Guitar Player October 1998
By Kyle Swenson

SONGCRAFT: GOO GOO DOLLS

After more than ten years together and five albums, the Goo Goo Dolls finally hit #1 on the Bill board 200 chart with "Iris," from the City of Angels soundtrack. Guitarist/frontman Johnny Rzeznik concocted those five minutes of power-pop fireworks in merely an hour, but his songwriting muse is usually more fickle. The songs on the Dolls' forthcoming Warner Bros. album--tentatively titled Dizzy Up the Girl took between hours and years to come to fruition. "The one thing somebody told me which helped me a lot was, `The A material definitely lies beneath the B material,'" says Rzeznik. "You have to let yourself go and accumulate a lot of crap, and then sift through it to get to the good stuff. You can't rush it.
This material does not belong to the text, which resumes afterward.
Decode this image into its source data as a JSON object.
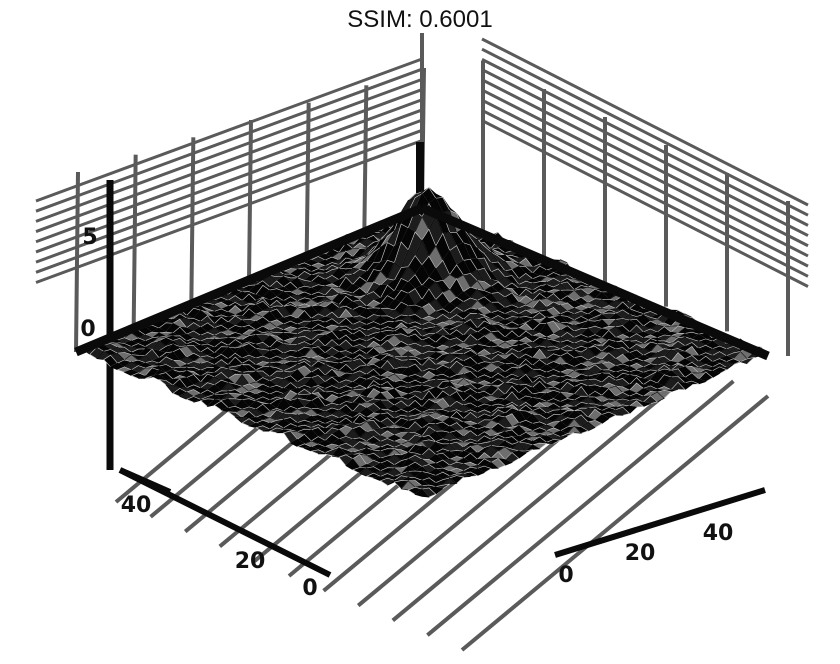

A lot of times I'll pick up the guitar and play, and if a song's not coming, I do something else--clean the house, listen to some music--and come back to writing later. "There is a time for your internal judge to come in and make the call, but you have to free yourself from that in the beginning stages of the creative process. I've often stifled myself because I was trying to bash the music into shape instead of letting it lead. When I shut off the judge in my head, music usually comes quite easily. "That kind of self-censorship may be a holdover from music lessons. Teachers can put so many rules and restrictions on kids when they're learning how to play that it ultimately squelches their creativity. I don't mean to say that lessons are inherently bad. You should take a few lessons to learn how to get around. But as soon as you understand the building blocks of music, it's up to you to decide how you're going to put them together. "For me, music is not so much about technical skills as it is about staying in touch with my emotions and feelings. I was never into technique for its own sake. Every time I heard someone play a technique-driven solo, I just wanted to throw them a fish."